Peut être est-ce parce que, suite à ce genre de revendication fantaisiste, AZF craint d'être poursuivi par la police internationale que, finalement, le jeudi 25 Mars, une huitième lettre arrive simultanément à l'Elysée et au ministère de l'Intérieur. Anne trouva son contenu suffisamment intéressant pour le retranscrire dans son intégralité dans son dossier de presse :

« Afin de remettre les pendules à zéro, tant les vôtres que les nôtres, nous devons porter à votre connaissance les éléments suivants :

1) Il n'y a plus à ce jour de bombes en état de fonctionner sur le réseau ferré français. 2) Fort de l'expérience acquise ces dernières semaines et désormais conscient de ses faiblesses technologiques, logistiques et autres, AZF suspend son action durant le temps nécessaire pour y remédier.

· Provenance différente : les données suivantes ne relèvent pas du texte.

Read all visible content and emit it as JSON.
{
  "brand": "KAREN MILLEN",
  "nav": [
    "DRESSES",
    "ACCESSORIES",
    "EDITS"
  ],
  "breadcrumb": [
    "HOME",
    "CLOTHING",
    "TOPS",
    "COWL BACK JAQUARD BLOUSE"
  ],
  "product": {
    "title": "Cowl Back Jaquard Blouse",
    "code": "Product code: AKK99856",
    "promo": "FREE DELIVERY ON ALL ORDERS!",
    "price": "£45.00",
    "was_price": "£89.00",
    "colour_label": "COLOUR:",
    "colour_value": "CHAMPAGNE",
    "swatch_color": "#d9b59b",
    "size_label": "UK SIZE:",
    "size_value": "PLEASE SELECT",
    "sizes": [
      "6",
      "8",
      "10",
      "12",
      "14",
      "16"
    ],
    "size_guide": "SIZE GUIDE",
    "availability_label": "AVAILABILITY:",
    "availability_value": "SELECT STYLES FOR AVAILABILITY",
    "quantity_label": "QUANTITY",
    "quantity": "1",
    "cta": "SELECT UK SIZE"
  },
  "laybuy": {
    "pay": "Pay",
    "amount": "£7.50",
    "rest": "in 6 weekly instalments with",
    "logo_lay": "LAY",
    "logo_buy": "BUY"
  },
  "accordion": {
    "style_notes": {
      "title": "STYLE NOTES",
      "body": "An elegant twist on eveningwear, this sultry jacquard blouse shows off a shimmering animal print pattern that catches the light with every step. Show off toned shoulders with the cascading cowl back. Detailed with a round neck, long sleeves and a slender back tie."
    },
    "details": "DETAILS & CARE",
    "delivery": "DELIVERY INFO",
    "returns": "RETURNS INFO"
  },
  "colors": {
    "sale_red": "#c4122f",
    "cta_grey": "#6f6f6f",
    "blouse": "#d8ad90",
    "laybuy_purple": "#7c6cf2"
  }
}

3) Nous confirmons qu'aucun des membres de notre petite confrérie, ni même ceux de l'entité provisoire d'AZF, ne cultive de grief à l'encontre de quiconque au sein du gouvernement français, ni contre ce dernier en tant que tel. Notre véritable objectif est de porter un coup décisif à l'esprit dévoyé qui préside aujourd'hui à la plupart des actions humaines. Nous pensons que le moyen qui nous a été offert le permet et nous irons jusqu'au bout, sinon la Terre s'en chargera elle-même beaucoup plus brutalement.

"Comme une 'force de dissuasion' n'est perçue comme crédible que si elle est effectivement réelle, nous avons formellement décidé qu'à notre réapparition notre propre 'force de persuasion' reposerait désormais sur une matérialité effective et tangible et qu'aucune parole ne sera plus formulée par AZF qui ne repose sur une stricte réalité. "La publicité ne nous gêne guère mais n'intéresse personne. Lorsque nous le demanderons, payez donc sans façons et n'en parlons plus, sinon la France surpassera sans gloire les tristes records espagnols.

"Comprenez donc bien que nous n'entendons nullement renoncer à obtenir la somme qui nous est nécessaire que vous devriez plutôt considérer comme une 'subvention', un formidable retour d'ascenseur étant possible pour le gouvernement français avant la fin des deux années qui viennent, cela bien sûr si son sommet se montre intelligent et courageux. Dans le cas contraire d'autres saurons bien en profiter.

Sans rancune et à bientôt.

Le porte-parole d'AZF »

La formulation de ce début de lettre fit sourire Anne : « Fort de l'expérience acquise ces dernières semaines et désormais conscient de ses faiblesses technologiques, logistiques et autres ». Ces terroristes là étaient quand même bien naïfs. Imaginerait-on l'ETA ou les nationalistes corses proposer de désarmer car ils sont « conscients de leurs faiblesses technologiques », chaque fois qu'une de leurs bombes est désamorcée avant d'exploser ? Et que signifiait cette phrase sur le « formidable retour d'ascenseur ». Pensent-ils vraiment convaincre quelqu'un qu'ils seront un jour en position de faire cela ?

Naïveté encore que le passage sur la force de dissuasion. Le groupe n'admet-il pas implicitement par ces mots que ses membres ont bluffé ? Comment espère-il être pris au sérieux par la suite ?

Quant à la « subvention » demandée, Anne se dit qu'elle aussi en aurait l'usage. Elle n'avait toujours pas pris de vacances…

De fait, on n'entendit plus parler d'AZF pendant plusieurs mois, jusqu'à la réception le 12 juillet des cinq lettres qui avaient retenu l'attention du directeur de la rédaction.